The career of physician assistant came about when corpsmen who returned from Vietnam wanted to use their medical experience on the home front. PAs, who work under the supervision of physicians, have come a long way since then.

Up until a decade ago, most went into family medicine, but they've been branching out into other areas of medicine ever since. Several in the Twin Cities work in hospital medicine, under the supervision of hospitalists.

Dana Kirkemo was the first PA to work with hospitalists at North Memorial Medical Center in Robbinsdale (northmemorial.org) 10 years ago. Technically, she works for North Clinic (northclinic.com), whose physicians are either hospital- or clinic-based.

"A majority of my time is doing admissions, histories and physicals. The histories and physicals when a patient comes into the hospital are vital," Kirkemo said. "Timing is also important because physicians can't always drop everything they're doing to see a patient in the emergency room. So we as PAs fill in this gap."

The only educational program in the Twin Cities for PAs is at Augsburg College in Minneapolis (augsburg.edu). Specific training to work with hospitalists is on the job, according to Kirkemo and Paul Talarico, a PA who works with Hennepin Faculty Associates, a physician group at Hennepin County Medical Center in Minneapolis (hcmc.org).

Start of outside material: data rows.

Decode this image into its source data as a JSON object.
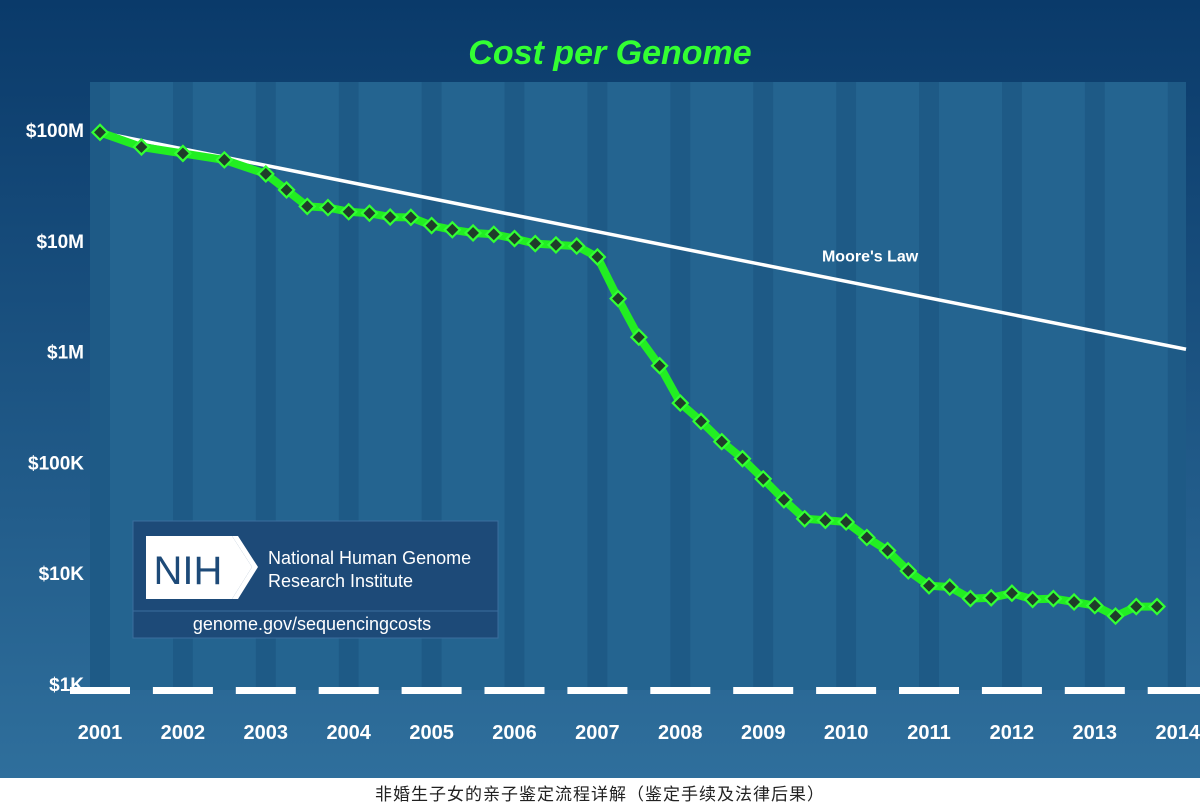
{
  "colors": {
    "bg_top": "#0a3a6a",
    "bg_bottom": "#2f6f9c",
    "plot_bg": "#1e5a86",
    "band_light": "#3a88b5",
    "title": "#33ff33",
    "genome_line": "#22ee22",
    "marker_fill": "#1f3d2a",
    "marker_stroke": "#33ff33",
    "moore_line": "#ffffff",
    "tick_label": "#ffffff",
    "logo_bg": "#1d4a78",
    "logo_border": "#3a6e9e"
  },
  "logo": {
    "mark": "NIH",
    "line1": "National Human Genome",
    "line2": "Research Institute",
    "url": "genome.gov/sequencingcosts"
  },
  "caption": "非婚生子女的亲子鉴定流程详解（鉴定手续及法律后果）",
  "chart_data": {
    "type": "line",
    "title": "Cost per Genome",
    "xlabel": "",
    "ylabel": "",
    "y_scale": "log",
    "ylim": [
      1000,
      100000000
    ],
    "xlim": [
      2001,
      2014.1
    ],
    "y_ticks": [
      {
        "value": 100000000,
        "label": "$100M"
      },
      {
        "value": 10000000,
        "label": "$10M"
      },
      {
        "value": 1000000,
        "label": "$1M"
      },
      {
        "value": 100000,
        "label": "$100K"
      },
      {
        "value": 10000,
        "label": "$10K"
      },
      {
        "value": 1000,
        "label": "$1K"
      }
    ],
    "x_ticks": [
      {
        "value": 2001,
        "label": "2001"
      },
      {
        "value": 2002,
        "label": "2002"
      },
      {
        "value": 2003,
        "label": "2003"
      },
      {
        "value": 2004,
        "label": "2004"
      },
      {
        "value": 2005,
        "label": "2005"
      },
      {
        "value": 2006,
        "label": "2006"
      },
      {
        "value": 2007,
        "label": "2007"
      },
      {
        "value": 2008,
        "label": "2008"
      },
      {
        "value": 2009,
        "label": "2009"
      },
      {
        "value": 2010,
        "label": "2010"
      },
      {
        "value": 2011,
        "label": "2011"
      },
      {
        "value": 2012,
        "label": "2012"
      },
      {
        "value": 2013,
        "label": "2013"
      },
      {
        "value": 2014,
        "label": "2014"
      }
    ],
    "grid": false,
    "legend": "none",
    "series": [
      {
        "name": "",
        "points": [
          [
            2001.0,
            95263000
          ],
          [
            2001.5,
            70175000
          ],
          [
            2002.0,
            61448000
          ],
          [
            2002.5,
            53751000
          ],
          [
            2003.0,
            40157000
          ],
          [
            2003.25,
            28780000
          ],
          [
            2003.5,
            20442000
          ],
          [
            2003.75,
            19934000
          ],
          [
            2004.0,
            18296000
          ],
          [
            2004.25,
            17756000
          ],
          [
            2004.5,
            16376000
          ],
          [
            2004.75,
            16275000
          ],
          [
            2005.0,
            13735000
          ],
          [
            2005.25,
            12580000
          ],
          [
            2005.5,
            11770000
          ],
          [
            2005.75,
            11442000
          ],
          [
            2006.0,
            10473000
          ],
          [
            2006.25,
            9438000
          ],
          [
            2006.5,
            9179000
          ],
          [
            2006.75,
            8963000
          ],
          [
            2007.0,
            7148000
          ],
          [
            2007.25,
            3008000
          ],
          [
            2007.5,
            1349000
          ],
          [
            2007.75,
            746000
          ],
          [
            2008.0,
            343000
          ],
          [
            2008.25,
            235000
          ],
          [
            2008.5,
            154000
          ],
          [
            2008.75,
            108000
          ],
          [
            2009.0,
            71000
          ],
          [
            2009.25,
            46000
          ],
          [
            2009.5,
            31000
          ],
          [
            2009.75,
            30000
          ],
          [
            2010.0,
            29000
          ],
          [
            2010.25,
            21000
          ],
          [
            2010.5,
            16000
          ],
          [
            2010.75,
            10500
          ],
          [
            2011.0,
            7700
          ],
          [
            2011.25,
            7500
          ],
          [
            2011.5,
            5900
          ],
          [
            2011.75,
            6000
          ],
          [
            2012.0,
            6600
          ],
          [
            2012.25,
            5800
          ],
          [
            2012.5,
            5900
          ],
          [
            2012.75,
            5500
          ],
          [
            2013.0,
            5100
          ],
          [
            2013.25,
            4100
          ],
          [
            2013.5,
            5000
          ],
          [
            2013.75,
            5000
          ]
        ]
      },
      {
        "name": "Moore's Law",
        "points": [
          [
            2001.0,
            95263000
          ],
          [
            2014.1,
            1050000
          ]
        ]
      }
    ],
    "annotations": [
      {
        "text": "Moore's Law",
        "x": 2010.0,
        "y": 7400000
      }
    ]
  }
}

"PAs in general are trained and recertified every six years in general medicine. Whether they choose to subspecialize or not is up to them," Talarico said.

Talarico works in internal medicine and carries his own patient load. He organizes a care plan, prescribes medication and reviews the plan with the physician. If the patient's medical complexity is beyond his skills, Talarico will consult sooner. "As you get more experience that necessity becomes less and less," he said.

Talarico stressed that physician assistants weren't created to steal physician's jobs. "If we're doing our job correctly, we should work as a great extender to the physicians who supervise us," he said. "We can provide excellent care and I do pride myself on my ability to put together a plan of care that does my physician proud."

Kirkemo has found that the job can be stressful and unpredictable, but she enjoys caring for a wide variety of patients.

"You have to have thick skin and be very detail-oriented," Kirkemo said. "And if you are willing to educate yourself on the job, you learn from your consultants, you learn from physicians, you learn from patients."